Субъект понимается постструктуралистами в первую очередь как инстанция контроля, претендующая на то, чтобы быть прозрачной для себя самой и регулировать отношение между знаком и смыслом, означающим и означаемым, высказыванием и референтом, то есть процесс сигнификации. Властные притязания этой инстанции основываются, согласно постструктуралистской теории, на ложной предпосылке, будто сигнификация изначально производится самим субъектом, в силу чего значение знака соответствует тому, что субъект сигнификации «думает» при его употреблении. В соответствии с этой предпосылкой и осуществляется контроль над сигнификацией, практикуемый субъектом через возвращение к первоначальной интенции, то есть к первичному смыслообразованию: понять знак в этой перспективе – значит спросить, как «исходно» определялось его значение, какой смысл первоначально ему придавался. И если субъект исходно осуществил акт сигнификации, то он чувствует себя вправе пересматривать и исправлять ее дальнейший ход, коль скоро со временем она удаляется от своего источника. Именно это представление о исходной сигнификации, осуществленной субъектом, к которой всегда можно вернуться, чтобы ее перепроверить, как известно, и было подвергнуто критике со стороны как структуралистской, так и постструктуралистской мысли.

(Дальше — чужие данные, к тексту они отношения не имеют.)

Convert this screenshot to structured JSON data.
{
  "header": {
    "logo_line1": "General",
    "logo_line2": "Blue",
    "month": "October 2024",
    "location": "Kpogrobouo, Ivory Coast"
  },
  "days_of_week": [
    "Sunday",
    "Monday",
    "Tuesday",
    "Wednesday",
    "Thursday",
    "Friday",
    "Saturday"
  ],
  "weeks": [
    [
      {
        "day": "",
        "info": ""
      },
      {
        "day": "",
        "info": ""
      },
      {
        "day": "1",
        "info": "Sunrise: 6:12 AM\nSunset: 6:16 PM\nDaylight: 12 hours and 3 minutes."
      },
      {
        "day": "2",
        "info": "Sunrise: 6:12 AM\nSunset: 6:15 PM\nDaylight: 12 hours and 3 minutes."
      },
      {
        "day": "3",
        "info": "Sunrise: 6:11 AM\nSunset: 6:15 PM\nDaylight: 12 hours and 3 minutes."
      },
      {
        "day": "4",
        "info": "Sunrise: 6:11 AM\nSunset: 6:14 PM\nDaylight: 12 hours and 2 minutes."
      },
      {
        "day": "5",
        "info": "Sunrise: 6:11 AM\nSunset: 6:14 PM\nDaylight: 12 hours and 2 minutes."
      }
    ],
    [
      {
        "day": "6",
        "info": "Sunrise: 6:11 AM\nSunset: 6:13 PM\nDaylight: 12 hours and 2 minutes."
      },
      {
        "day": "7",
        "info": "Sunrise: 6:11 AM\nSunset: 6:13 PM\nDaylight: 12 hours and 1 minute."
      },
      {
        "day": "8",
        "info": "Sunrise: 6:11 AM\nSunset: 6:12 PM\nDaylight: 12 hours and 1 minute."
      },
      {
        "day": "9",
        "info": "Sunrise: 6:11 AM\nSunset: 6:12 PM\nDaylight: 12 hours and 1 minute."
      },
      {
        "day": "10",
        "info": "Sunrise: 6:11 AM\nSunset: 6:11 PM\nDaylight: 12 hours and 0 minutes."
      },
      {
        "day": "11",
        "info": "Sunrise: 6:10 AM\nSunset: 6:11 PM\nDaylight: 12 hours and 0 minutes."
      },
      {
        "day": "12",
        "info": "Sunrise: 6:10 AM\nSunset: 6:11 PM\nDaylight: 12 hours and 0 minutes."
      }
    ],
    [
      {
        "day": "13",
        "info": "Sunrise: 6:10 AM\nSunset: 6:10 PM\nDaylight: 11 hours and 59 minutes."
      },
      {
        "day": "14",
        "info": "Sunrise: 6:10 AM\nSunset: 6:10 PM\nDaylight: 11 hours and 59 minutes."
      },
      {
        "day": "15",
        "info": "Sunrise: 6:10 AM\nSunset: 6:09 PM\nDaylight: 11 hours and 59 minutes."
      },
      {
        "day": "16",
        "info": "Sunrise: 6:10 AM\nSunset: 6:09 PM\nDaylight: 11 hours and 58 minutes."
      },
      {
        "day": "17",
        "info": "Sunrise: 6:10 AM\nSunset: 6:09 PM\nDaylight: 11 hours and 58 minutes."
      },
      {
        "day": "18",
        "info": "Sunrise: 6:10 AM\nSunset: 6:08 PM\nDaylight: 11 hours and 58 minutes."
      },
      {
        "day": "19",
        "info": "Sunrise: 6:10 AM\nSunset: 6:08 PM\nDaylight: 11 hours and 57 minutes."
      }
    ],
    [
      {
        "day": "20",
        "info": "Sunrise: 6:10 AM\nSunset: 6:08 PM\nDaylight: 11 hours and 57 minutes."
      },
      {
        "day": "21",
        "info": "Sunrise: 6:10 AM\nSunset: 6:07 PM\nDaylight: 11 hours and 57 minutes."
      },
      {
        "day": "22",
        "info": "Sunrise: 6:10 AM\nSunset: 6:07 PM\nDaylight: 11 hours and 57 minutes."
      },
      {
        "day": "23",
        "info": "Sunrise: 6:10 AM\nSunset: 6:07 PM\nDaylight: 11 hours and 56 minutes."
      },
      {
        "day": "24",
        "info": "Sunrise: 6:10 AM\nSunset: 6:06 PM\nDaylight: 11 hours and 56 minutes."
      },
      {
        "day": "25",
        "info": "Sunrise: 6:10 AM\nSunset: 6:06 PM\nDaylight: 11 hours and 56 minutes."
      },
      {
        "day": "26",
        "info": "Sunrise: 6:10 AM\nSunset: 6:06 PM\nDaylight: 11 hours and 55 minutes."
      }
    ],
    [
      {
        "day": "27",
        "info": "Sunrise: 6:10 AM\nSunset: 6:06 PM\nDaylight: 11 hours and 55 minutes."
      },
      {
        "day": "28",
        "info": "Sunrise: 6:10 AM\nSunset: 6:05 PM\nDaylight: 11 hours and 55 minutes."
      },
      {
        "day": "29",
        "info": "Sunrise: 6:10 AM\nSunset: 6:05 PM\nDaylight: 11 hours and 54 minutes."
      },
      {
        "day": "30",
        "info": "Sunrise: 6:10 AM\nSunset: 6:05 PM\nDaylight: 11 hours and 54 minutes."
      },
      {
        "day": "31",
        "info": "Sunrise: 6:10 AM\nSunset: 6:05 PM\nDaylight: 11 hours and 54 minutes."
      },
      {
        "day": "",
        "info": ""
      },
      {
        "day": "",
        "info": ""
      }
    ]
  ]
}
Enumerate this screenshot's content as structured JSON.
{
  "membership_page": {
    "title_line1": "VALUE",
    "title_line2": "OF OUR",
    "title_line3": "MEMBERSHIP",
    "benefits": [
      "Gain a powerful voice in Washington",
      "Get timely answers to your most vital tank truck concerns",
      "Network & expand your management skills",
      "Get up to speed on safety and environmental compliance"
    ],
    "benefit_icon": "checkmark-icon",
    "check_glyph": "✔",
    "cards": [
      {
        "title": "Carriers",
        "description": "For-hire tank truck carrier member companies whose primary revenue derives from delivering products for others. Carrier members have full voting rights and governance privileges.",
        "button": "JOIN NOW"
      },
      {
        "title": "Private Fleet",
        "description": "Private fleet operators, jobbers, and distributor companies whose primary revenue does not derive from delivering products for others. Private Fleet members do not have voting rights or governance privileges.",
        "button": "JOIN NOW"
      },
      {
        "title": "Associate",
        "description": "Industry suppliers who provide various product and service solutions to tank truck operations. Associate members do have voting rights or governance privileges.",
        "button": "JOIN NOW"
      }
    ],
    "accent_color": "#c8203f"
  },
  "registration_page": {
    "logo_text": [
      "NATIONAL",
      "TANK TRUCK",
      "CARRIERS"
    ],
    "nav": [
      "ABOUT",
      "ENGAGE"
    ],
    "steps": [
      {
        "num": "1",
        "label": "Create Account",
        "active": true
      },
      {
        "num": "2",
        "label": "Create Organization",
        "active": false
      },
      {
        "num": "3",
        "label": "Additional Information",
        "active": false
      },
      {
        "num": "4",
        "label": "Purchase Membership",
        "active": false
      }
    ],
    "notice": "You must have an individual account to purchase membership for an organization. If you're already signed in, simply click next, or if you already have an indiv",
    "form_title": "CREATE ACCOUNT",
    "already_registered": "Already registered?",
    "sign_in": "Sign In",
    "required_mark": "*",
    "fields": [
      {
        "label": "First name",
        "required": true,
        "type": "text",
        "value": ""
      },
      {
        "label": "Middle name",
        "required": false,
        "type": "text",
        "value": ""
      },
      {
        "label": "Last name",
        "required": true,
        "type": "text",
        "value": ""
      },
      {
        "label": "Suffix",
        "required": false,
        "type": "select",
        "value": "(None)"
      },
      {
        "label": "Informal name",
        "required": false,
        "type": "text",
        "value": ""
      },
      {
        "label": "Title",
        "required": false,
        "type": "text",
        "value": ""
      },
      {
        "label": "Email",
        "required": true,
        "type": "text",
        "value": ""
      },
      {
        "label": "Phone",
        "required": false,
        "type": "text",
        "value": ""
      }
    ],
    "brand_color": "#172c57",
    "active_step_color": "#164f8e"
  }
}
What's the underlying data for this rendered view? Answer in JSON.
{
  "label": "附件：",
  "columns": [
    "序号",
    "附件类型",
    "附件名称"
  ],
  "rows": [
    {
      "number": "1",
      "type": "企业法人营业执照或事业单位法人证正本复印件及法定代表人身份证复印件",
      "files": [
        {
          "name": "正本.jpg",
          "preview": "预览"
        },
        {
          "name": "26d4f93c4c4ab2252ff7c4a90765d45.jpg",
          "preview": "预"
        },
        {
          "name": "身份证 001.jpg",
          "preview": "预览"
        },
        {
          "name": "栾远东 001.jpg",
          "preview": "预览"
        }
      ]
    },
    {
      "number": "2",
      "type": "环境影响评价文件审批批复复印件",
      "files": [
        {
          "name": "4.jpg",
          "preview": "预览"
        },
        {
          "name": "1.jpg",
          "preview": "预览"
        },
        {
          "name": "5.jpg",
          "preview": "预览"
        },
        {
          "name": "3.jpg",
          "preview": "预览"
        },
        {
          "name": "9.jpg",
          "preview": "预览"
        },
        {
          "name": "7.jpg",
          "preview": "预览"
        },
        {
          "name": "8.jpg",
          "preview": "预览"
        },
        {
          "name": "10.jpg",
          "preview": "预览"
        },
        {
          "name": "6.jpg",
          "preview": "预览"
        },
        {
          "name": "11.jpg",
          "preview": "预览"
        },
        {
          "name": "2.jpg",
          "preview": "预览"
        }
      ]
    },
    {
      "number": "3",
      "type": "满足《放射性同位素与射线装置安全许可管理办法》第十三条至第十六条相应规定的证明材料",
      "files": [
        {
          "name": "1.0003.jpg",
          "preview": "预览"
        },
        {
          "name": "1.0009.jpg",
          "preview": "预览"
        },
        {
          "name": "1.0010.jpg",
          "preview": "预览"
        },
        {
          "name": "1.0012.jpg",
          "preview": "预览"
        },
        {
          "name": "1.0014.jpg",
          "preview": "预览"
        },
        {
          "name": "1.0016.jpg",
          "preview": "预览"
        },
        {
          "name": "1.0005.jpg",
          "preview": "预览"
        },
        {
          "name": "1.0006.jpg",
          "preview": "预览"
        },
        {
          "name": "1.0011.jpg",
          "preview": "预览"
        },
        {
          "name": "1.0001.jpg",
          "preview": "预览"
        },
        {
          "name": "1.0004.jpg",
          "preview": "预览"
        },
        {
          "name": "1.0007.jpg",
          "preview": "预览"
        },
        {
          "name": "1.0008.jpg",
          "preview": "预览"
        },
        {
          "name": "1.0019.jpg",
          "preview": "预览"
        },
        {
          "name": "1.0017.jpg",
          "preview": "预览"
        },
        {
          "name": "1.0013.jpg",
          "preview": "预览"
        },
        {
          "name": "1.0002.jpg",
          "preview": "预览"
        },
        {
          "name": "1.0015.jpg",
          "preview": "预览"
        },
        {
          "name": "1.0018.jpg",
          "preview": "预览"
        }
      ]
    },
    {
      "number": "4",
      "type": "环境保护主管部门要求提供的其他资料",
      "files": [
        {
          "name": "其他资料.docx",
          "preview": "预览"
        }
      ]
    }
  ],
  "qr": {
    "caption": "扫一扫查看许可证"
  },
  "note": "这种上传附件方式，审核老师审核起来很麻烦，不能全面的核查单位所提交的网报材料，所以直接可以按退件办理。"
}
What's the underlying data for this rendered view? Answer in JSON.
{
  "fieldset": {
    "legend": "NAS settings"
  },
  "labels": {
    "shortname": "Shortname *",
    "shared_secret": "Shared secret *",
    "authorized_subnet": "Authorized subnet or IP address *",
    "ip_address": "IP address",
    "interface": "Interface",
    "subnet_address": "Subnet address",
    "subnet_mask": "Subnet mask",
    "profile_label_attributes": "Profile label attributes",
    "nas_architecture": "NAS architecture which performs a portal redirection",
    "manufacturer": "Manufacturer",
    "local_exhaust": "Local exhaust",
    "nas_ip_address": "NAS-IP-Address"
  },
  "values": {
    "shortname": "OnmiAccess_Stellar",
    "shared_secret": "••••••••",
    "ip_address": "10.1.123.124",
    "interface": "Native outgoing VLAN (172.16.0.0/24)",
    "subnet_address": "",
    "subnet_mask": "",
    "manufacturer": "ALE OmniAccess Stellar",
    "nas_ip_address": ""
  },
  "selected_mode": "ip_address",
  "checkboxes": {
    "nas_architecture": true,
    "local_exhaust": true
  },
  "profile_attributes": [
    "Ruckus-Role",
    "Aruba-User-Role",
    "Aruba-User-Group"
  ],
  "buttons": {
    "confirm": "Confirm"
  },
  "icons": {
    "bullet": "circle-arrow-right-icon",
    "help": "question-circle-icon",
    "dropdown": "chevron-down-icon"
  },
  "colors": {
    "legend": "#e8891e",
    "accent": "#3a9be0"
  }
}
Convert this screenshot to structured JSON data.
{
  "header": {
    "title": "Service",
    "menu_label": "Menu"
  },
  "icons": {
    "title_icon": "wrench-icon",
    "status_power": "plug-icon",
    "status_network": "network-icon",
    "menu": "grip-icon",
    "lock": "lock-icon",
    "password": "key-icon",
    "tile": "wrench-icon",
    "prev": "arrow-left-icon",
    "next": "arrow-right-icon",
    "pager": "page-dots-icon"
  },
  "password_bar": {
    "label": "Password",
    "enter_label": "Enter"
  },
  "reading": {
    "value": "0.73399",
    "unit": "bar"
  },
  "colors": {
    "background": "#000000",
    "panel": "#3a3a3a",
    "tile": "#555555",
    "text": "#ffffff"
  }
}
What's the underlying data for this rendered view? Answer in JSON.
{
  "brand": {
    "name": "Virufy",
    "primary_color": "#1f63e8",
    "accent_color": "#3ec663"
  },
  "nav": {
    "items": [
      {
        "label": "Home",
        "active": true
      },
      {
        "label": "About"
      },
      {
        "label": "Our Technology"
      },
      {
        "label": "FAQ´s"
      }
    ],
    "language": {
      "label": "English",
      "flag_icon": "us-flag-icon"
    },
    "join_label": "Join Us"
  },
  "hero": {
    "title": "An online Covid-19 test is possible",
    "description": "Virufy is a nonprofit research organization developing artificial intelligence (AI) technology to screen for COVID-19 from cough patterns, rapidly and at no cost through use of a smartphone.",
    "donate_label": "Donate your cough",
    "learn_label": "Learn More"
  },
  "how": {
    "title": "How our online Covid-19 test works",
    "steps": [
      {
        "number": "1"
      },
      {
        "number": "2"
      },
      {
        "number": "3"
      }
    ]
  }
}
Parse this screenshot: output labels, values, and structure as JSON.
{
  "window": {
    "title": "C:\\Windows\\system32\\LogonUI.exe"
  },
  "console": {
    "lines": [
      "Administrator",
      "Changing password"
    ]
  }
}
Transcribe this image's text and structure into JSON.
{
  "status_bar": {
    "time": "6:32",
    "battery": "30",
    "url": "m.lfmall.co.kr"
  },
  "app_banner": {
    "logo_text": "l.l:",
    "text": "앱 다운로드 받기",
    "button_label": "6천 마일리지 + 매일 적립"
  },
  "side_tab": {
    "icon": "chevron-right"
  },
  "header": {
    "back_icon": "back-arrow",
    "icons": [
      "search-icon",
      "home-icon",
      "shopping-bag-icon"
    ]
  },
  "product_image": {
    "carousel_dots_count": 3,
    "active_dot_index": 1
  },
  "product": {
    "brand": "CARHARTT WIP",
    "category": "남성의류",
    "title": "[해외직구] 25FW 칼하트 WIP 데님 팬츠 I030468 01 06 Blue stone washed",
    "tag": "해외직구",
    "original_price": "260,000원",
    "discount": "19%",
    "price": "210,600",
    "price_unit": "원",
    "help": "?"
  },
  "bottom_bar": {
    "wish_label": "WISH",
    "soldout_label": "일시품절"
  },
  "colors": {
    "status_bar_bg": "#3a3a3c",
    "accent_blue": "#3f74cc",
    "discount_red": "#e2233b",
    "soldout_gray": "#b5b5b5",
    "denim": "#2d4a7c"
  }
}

С точки зрения классического структурализма смысл знака создается не в результате сознательного акта сигнификации, осуществляемого субъектом, а в результате взаимных различий знаков в рамках определенной и для субъекта изначально бессознательной знаковой системы. Причем с точки зрения структурализма эта система существует только в настоящем времени: никакое обращение к первоначальному, ранее заложенному, историческому значению не помогает пониманию того, что означает знак здесь и сейчас в отношении к другим знакам. Впрочем, в классическом структурализме различия внутри определенной знаковой системы, а также различия между отдельными знаковыми системами всё еще постижимы для субъекта в силу своей конечности и обозримости.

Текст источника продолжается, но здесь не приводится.